Revenir à la rubrique : Social

Grève des transporteurs : la FNTR obtient une médiation du préfet

Ecrit par T.L. – le jeudi 25 septembre 2025 à 17H13
(photo d'archives)

Selon la FNTR, plus de quatre-vingt camions sont mobilisés ce jeudi pour interdire l'accès de cimenteries et d'entreprises d'enrobé dans toute l'île. Le syndicat de transporteurs a écrit au préfet Patrice Latron, lequel réunira une table ronde ce vendredi 26 septembre.

Ce jeudi matin, Jean-Gaël Rivière a fait la tournée des piquets de grève, en poussant jusqu'à Saint-Pierre. Selon le président de la FNTR, la grève des transporteurs serait loin de s'essouffler : pas moins de 82 camions seraient mobilisés pour bloquer des cimenteries à Bras-Panon, Saint-André, Sainte-Marie, Le Port (trois sites) et Saint-Pierre. Les transporteurs empêcheraient aussi toute entrée et sortie chez trois gros fournisseurs d'enrobé : GTOI, SBTPC et Razel-Bec.

« J'ai envoyé un courrier au préfet pour lui demander une audience », informe Jean-Gaël Rivière, après l'échec des négociations avec l'Unicem tenues la veille dans la soirée. Il assure que si le courrier adressé à Patrice Latron est parti seulement signé de la FNTR, il a bien été validé oralement par l'intersyndicale des transporteurs.

Lire aussi : Grève des transporteurs : la FRBTP envisage des demandes d'activité partielle pour les entreprises en difficulté

Ces derniers n'ont guère apprécié, c'est peu de le dire, la volonté affichée du syndicat des carriers, l'Unicem, de laisser les entreprises du secteur mener à leur guise les négociations tarifaires avec leurs prestataires.

« Ce n'est pas correct, ce que font les donneurs d'ordre »

« Hier soir, j'ai dit à Laurent Lecocq qu'il fallait qu'il retire sa casquette de patron de Terralta et qu'il représente l'Unicem. Il voudrait qu'on traite au cas par cas, cela veut dire que certains transporteurs seront lésés : le transporteur qui va être revalorisé sera plus cher que celui qui ne l'a pas été. Donc Terralta ne les fera plus travailler, car on sait qu'ils ne font travailler que les moins chers », commente, acerbe, le président de la FNTR, qui demande l'application des indices tarifaires prévus par le Comité national routier (CNR).

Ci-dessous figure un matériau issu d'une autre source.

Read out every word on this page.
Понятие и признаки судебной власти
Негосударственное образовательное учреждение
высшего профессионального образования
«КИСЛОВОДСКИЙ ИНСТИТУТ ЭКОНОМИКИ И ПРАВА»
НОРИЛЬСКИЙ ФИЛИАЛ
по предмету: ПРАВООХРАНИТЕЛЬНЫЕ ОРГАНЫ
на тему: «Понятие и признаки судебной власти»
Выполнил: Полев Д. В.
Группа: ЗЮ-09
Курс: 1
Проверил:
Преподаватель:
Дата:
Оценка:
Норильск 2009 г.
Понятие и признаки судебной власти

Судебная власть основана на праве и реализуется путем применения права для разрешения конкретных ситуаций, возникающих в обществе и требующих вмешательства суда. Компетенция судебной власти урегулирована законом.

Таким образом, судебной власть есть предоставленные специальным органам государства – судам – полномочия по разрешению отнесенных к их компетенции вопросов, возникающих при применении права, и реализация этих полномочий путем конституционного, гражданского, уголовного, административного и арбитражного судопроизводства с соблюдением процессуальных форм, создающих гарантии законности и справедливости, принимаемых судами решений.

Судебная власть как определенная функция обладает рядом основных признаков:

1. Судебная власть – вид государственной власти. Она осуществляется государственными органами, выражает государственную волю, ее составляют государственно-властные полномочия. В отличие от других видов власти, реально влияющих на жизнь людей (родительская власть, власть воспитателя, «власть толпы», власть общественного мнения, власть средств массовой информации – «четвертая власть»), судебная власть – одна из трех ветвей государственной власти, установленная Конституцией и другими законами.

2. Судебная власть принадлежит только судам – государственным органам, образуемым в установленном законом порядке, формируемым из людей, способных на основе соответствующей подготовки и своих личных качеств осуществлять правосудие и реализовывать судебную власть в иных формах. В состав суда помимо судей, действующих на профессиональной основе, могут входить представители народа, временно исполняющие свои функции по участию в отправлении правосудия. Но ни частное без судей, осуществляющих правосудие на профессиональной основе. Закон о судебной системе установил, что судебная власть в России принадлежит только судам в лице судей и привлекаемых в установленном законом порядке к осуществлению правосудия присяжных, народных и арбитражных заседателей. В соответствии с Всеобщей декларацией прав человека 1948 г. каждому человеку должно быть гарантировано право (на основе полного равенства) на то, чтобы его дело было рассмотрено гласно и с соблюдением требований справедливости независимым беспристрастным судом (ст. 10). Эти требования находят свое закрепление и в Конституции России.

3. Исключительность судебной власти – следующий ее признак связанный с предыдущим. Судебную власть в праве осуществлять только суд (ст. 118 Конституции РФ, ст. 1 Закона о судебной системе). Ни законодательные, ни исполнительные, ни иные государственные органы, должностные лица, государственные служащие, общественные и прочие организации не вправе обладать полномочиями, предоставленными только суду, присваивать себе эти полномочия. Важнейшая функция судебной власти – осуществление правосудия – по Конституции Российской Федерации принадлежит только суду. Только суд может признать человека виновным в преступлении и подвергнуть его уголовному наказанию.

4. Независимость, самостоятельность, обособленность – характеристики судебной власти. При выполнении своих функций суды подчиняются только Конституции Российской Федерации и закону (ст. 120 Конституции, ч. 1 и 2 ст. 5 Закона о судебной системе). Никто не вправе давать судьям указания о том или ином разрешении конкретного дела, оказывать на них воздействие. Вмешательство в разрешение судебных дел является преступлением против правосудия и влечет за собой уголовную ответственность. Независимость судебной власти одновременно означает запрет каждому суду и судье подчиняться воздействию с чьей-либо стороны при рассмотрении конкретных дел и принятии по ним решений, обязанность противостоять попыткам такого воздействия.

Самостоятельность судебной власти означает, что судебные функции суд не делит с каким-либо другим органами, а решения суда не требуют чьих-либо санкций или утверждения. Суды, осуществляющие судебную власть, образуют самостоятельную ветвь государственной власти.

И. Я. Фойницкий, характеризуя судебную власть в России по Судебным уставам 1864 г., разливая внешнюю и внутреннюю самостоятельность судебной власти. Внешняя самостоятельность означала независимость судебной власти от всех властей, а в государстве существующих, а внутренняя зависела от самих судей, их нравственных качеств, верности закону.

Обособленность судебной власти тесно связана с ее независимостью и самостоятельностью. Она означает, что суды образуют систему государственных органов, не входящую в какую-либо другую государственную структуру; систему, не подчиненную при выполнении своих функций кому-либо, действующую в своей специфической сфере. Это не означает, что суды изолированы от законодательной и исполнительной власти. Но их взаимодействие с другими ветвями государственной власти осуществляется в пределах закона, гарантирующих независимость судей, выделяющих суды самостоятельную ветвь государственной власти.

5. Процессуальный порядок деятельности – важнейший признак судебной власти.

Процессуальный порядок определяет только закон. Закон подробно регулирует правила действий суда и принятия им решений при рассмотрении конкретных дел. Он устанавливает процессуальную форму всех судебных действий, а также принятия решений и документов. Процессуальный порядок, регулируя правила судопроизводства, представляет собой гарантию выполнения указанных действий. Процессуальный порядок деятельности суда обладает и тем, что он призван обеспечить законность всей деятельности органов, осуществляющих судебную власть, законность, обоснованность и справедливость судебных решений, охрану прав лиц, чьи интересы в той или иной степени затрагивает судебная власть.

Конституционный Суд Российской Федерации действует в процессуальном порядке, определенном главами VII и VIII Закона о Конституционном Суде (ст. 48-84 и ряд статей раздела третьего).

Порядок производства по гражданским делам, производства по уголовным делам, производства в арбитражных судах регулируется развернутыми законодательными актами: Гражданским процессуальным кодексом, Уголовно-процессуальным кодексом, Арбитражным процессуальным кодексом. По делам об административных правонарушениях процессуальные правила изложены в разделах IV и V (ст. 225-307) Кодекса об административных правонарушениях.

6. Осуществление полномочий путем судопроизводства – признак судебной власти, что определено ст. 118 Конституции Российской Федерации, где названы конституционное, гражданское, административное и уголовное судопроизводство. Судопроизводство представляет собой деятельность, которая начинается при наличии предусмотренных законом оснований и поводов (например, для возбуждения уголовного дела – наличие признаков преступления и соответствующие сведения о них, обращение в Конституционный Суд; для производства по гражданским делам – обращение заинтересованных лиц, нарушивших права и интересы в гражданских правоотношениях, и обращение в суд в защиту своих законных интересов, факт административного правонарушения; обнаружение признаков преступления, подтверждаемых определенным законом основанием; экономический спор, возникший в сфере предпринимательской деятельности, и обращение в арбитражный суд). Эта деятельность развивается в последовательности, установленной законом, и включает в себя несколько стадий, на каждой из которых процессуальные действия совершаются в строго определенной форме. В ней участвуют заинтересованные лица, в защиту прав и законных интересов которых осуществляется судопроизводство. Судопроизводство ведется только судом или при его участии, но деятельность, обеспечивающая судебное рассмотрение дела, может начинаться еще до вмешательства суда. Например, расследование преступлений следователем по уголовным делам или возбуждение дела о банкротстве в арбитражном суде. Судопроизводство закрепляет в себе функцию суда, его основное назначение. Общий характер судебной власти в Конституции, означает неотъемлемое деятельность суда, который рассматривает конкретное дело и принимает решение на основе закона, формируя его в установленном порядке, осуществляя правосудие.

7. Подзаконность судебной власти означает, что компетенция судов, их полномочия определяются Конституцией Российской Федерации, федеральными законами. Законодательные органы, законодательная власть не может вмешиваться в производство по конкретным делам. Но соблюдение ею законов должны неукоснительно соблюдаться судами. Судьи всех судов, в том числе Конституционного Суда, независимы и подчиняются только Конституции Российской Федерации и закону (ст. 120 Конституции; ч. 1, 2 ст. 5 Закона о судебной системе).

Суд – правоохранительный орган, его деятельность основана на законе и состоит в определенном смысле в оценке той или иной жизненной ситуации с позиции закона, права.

« On ne peut pas travailler en dessous du CNR, il englobe tous les coûts réels réévalués. Il englobe l'octroi de mer, les charges, le chauffeur, tout. Il donne un vrai coût moyen avec des marges minimales avec lesquelles les sociétés doivent s'en sortir. Le CNR dit qu'il faut minimum 17% de marge et aujourd'hui on travaille en dessous du coût de revient. Et cela, c'est interdit par la loi. Ce n'est pas correct, ce que font les donneurs d'ordre », tance Jean-Gaël Rivière.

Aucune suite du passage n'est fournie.